Do non-living things ever “grow,” and why is that not the same as growth in living things?

Some non-living systems can increase in size through accumulation, like crystals forming or snowballing. In living things, growth is tied to cell division, regulated metabolism, and the ability to maintain internal order using nutrients, plus it eventually leads to functional changes under development programs.

Is “development” only about dramatic transformations like tadpoles to frogs?

No. Development includes subtle shifts too, such as neurons becoming more specialized, teeth replacing from baby to adult sets, or in plants, the switch from leaf production to flowering, which involves changes in structure and function even if size changes are modest.

Why do some animals have a bigger change in body form during development, while others do not look that different?

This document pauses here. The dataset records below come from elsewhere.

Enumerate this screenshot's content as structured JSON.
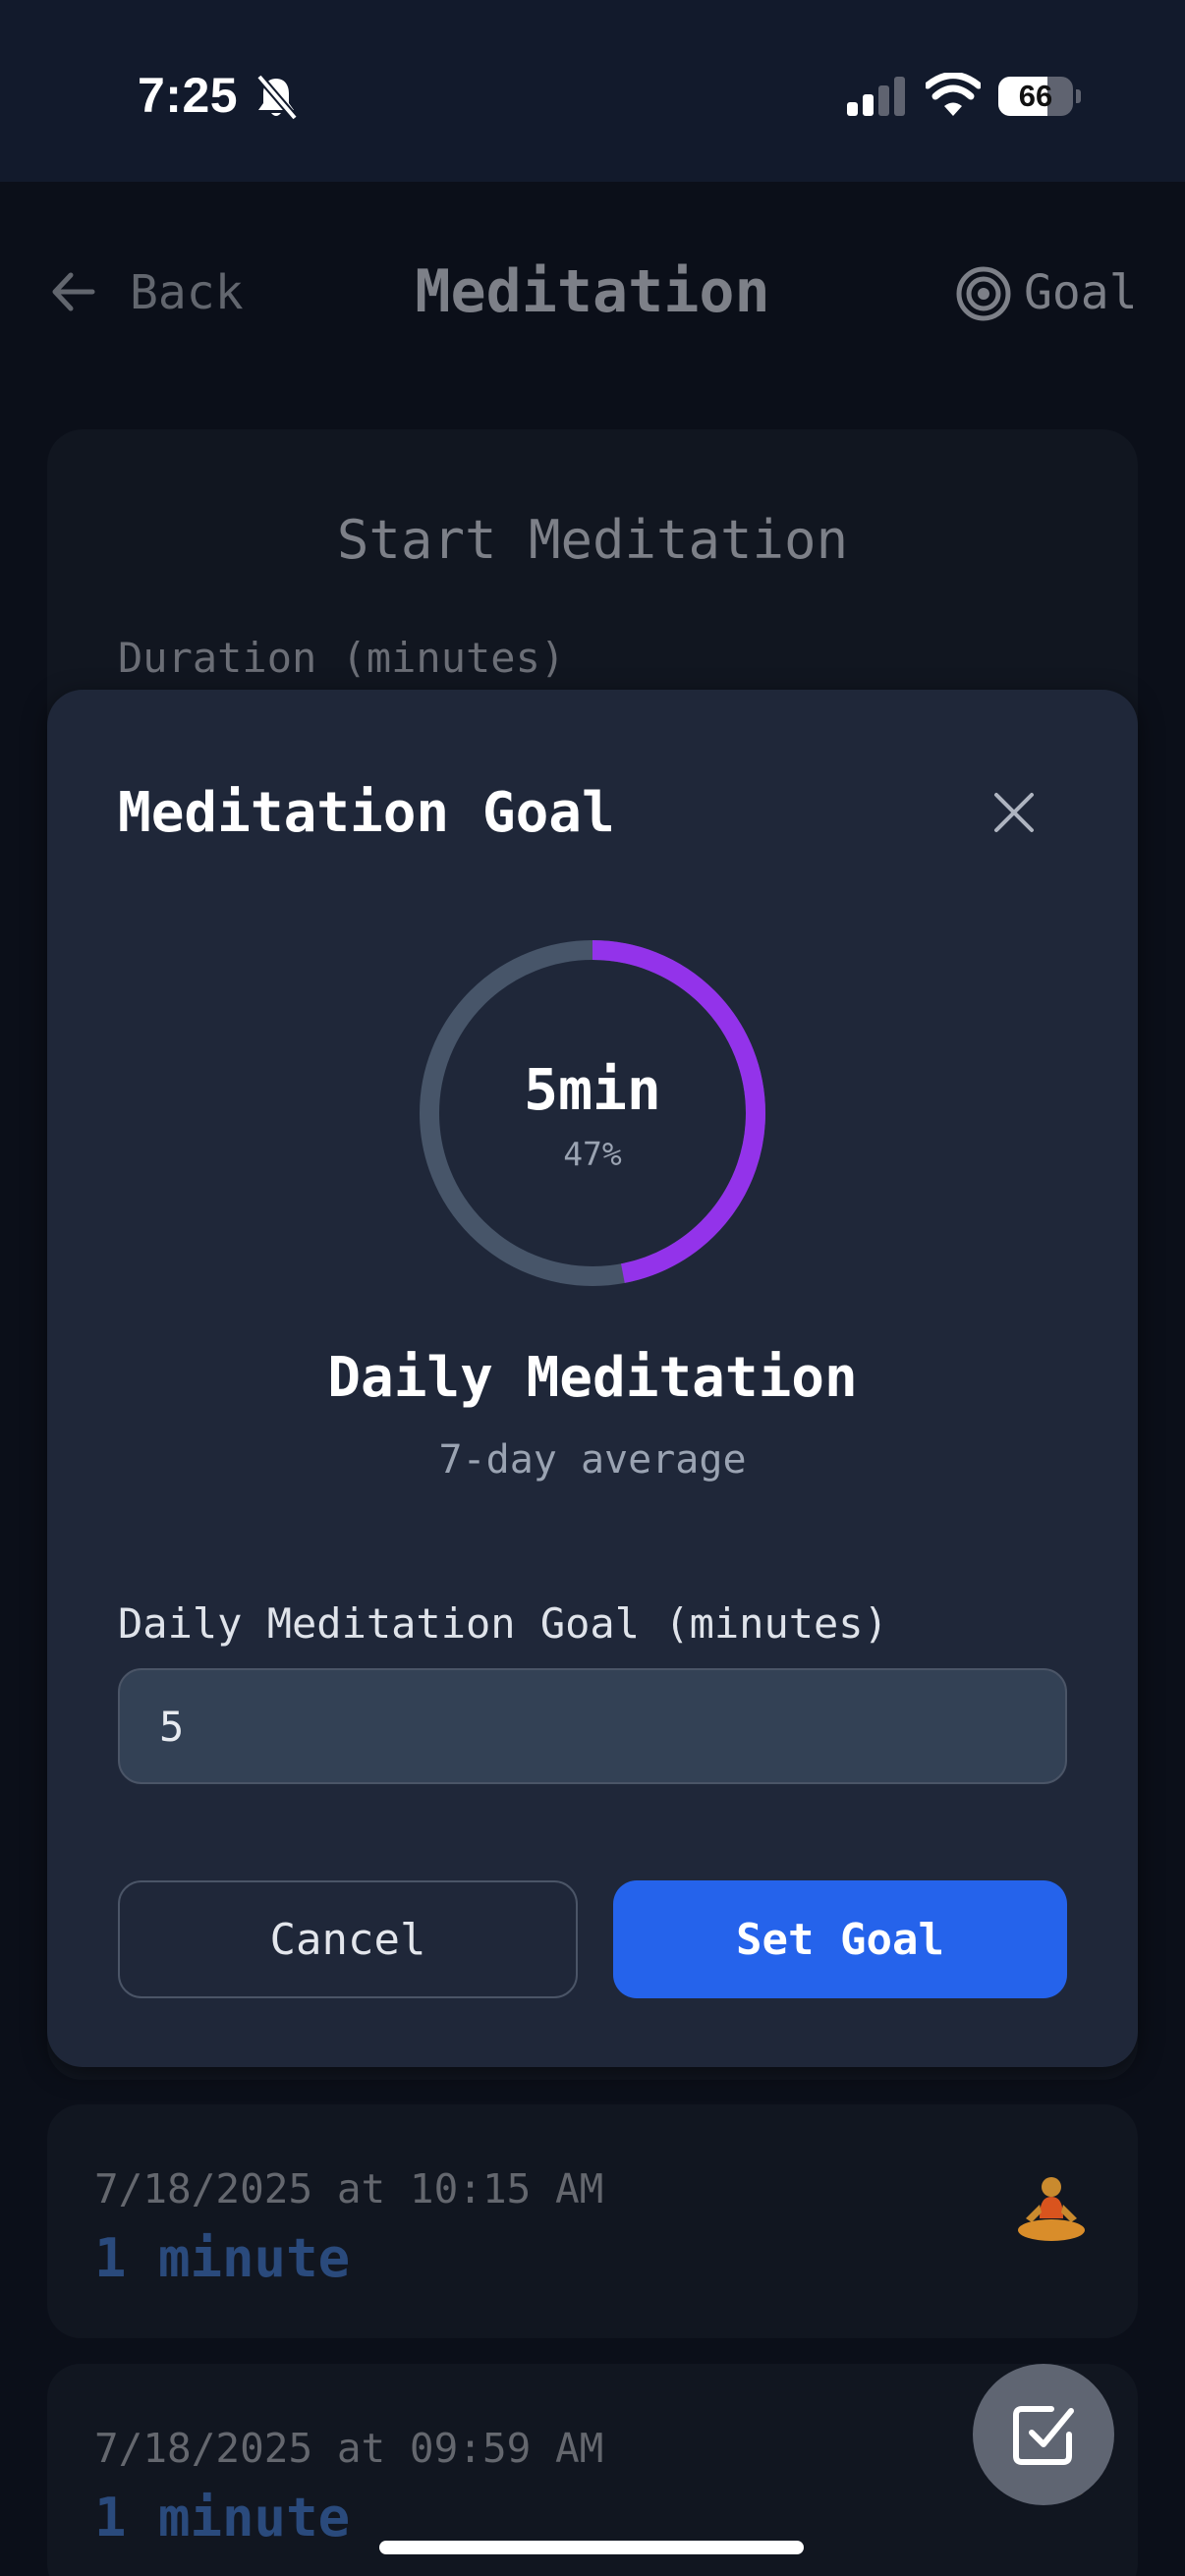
{
  "status_bar": {
    "time": "7:25",
    "battery_level": "66",
    "battery_fraction": 0.66
  },
  "header": {
    "back_label": "Back",
    "title": "Meditation",
    "goal_label": "Goal"
  },
  "start_card": {
    "title": "Start Meditation",
    "duration_label": "Duration (minutes)"
  },
  "goal_modal": {
    "title": "Meditation Goal",
    "ring_value": "5min",
    "ring_percent": "47%",
    "progress_fraction": 0.47,
    "caption": "Daily Meditation",
    "subcaption": "7-day average",
    "field_label": "Daily Meditation Goal (minutes)",
    "field_value": "5",
    "cancel_label": "Cancel",
    "submit_label": "Set Goal",
    "accent_color": "#9333ea",
    "button_color": "#2563eb"
  },
  "history": [
    {
      "date": "7/18/2025 at 10:15 AM",
      "duration": "1 minute"
    },
    {
      "date": "7/18/2025 at 09:59 AM",
      "duration": "1 minute"
    }
  ],
  "icons": {
    "back": "arrow-left",
    "goal": "target",
    "close": "x",
    "entry": "person-in-lotus-position",
    "fab": "check-square"
  }
}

It depends on the life cycle strategy. Animals with metamorphosis (like frogs) switch to a new lifestyle stage, so their body plan changes more. Animals that develop more directly after birth tend to differentiate and grow without a major “rebuild,” so appearance shifts are steadier rather than abrupt.

Can growth stop but development continue, or vice versa?

Yes. Growth in height may stop when the growth plates close, but development can still continue, such as further brain maturation and functional refinement of organs. Conversely, early growth spurts can slow while tissues still undergo specialization and functional tuning.

What is the role of genes compared to environment in growth and development?

Genes provide the instructions for timing and potential outcomes, but environment influences how fully that potential is realized. For example, nutrient supply affects how much an organism can grow, and temperature or light conditions can strongly affect plant growth and flowering.

Does a plant “develop” if it mostly just keeps getting bigger leaves and stems?

Yes, because development includes cell specialization. As new leaves form, cells differentiate into types suited for photosynthesis, support, and transport, and later the plant switches developmental programs toward flowering and fruiting, which changes structure and function.

Why do cells not grow indefinitely, even if they have nutrients?

Cells face a surface-area-to-volume constraint, as well as constraints on internal transport and chemistry. When cells get too large, diffusion and exchange become too slow, so dividing is favored to keep cells small and functional.

How is muscle growth in adults different from growth during childhood?

In adults, muscle size often increases partly by hypertrophy (existing muscle cells get bigger), whereas during childhood and adolescence, growth commonly involves both increased cell number and enlargement. That means the “mechanism mix” differs even though the endpoint is larger muscles.

Is it possible for “development” to be abnormal, and what might it look like?

Yes. When genetic regulation or environmental conditions are disrupted, organisms can develop organs incorrectly or on an altered schedule, which can show up as missing structures, delayed or premature maturation, or functional problems. In animals, developmental defects can occur without matching the typical life-stage timeline.

What are practical ways to track living things without lab equipment?

You can track growth by measuring height, mass, leaf number, or time to stage changes (like first roots or first flower). To track development, look for qualitative milestones such as seed germination, leaf specialization, tooth replacement, or when an organism starts performing a new function, like breathing or feeding in a new diet.